C.S. Durfee csdurfee at gmail.com
Tue Jul 19 18:27:13 EDT 2005


Okay, I took what you said in the wrong light.  I've just encountered
a lot of people (and this is by no means limited to the library world)
who seem to have a mental picture that software companies have
unlimited engineering resources that can be summoned if only they yell
and scream loud enough (or even ask really nicely).  It just doesn't
work that way, which as a programmer you've probably experienced
firsthand.  The resources are always very limited and fixing problem x
always means delaying work on something else, which is why it is
important to make sure you know what your priorities are and to know
how to push for what is important in the most successful manner.

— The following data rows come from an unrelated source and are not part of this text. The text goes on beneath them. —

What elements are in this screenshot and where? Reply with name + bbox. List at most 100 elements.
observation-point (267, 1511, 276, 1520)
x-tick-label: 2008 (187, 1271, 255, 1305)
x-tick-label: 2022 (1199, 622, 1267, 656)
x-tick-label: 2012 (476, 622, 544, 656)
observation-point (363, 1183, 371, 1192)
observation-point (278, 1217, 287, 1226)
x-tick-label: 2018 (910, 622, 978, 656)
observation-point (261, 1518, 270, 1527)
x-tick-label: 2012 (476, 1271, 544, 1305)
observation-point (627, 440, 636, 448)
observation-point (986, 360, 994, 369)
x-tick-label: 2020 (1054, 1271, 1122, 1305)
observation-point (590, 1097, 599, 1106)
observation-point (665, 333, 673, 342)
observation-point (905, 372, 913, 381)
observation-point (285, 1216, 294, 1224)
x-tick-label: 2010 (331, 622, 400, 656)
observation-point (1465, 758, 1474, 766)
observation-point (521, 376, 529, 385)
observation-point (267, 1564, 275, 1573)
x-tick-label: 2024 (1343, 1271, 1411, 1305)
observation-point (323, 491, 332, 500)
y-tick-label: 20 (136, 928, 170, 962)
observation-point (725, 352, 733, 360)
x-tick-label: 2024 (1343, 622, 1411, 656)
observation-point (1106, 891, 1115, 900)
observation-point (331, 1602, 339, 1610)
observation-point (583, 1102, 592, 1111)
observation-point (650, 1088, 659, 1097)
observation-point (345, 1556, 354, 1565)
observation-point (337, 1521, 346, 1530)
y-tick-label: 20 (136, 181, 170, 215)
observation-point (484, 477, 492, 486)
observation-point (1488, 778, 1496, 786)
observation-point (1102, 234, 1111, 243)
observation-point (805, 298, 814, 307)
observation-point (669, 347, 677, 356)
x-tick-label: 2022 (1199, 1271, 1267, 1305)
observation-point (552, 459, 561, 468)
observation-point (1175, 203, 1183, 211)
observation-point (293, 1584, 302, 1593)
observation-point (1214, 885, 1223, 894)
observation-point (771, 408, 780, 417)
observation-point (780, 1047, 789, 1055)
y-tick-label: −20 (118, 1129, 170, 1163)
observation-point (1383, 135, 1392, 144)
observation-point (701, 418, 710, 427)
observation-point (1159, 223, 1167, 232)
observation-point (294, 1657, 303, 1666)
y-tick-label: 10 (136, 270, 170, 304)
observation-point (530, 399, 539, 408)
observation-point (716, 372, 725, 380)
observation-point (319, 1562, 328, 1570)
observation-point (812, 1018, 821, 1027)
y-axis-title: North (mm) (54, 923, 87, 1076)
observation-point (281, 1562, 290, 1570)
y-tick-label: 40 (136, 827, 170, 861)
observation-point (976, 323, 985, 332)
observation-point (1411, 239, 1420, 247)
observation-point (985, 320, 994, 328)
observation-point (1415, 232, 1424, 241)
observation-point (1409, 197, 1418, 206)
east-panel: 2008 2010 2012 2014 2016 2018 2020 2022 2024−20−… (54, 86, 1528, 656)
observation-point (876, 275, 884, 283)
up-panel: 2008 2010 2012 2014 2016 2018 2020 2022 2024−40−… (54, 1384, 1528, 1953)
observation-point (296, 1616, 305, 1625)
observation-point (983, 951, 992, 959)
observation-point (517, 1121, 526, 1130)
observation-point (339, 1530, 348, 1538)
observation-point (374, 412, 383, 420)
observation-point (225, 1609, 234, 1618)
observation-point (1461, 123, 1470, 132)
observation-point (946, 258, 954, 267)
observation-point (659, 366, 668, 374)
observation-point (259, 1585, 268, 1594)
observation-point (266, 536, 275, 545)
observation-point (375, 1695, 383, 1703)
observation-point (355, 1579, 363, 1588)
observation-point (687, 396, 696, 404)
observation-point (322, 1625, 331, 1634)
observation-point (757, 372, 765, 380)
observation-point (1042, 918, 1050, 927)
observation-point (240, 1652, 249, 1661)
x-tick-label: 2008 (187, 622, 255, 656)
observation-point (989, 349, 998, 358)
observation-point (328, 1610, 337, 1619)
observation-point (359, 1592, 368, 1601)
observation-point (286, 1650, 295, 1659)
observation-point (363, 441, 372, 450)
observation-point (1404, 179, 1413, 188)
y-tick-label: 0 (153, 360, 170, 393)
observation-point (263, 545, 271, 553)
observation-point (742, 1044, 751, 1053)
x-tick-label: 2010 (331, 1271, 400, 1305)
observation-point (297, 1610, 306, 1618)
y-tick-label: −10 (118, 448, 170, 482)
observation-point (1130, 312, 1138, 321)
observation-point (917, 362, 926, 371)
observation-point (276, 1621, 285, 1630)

As far as complexity... without going into too much detail, some
things that in my experience make library automation software complex
is: implementing byzantine standards like Z39.50 (and interfacing with
other peoples' mis-implementations), I18N issues (esp. when dealing
with a legacy backend + complex diacritics), all the standard
practices and workflows of the library world, data
migration/corruption issues, fairly complicated business rules for
circulation, acquisitions/cash management and indexing, user security
config, etc.

Actually, the hardest part is probably designing an easily
configurable, robust, intuitive administrative interface to do all
this stuff, and to make the whole thing useable for relatively
non-technical people.  That's something that a company like Amazon
doesn't have to worry about at all.  I can't buy my own copy of the
Amazon back end software and then, without knowing any HTML or
programming or anything, make the toolbar purple, replace Jeff Bezos'
picture with my own and make the search box search a subject browse
index instead of a general keyword one...

Certainly none of it is as difficult as doing realtime 3D graphics,
designing algorithms or building realistic AI like you'd have to
handle when programming games, but add all those factors together and
you've got something pretty tricky.  It's not so much that any one
piece is very complex, but that there are so many outside factors that
have to be dealt with, and so many points of failure.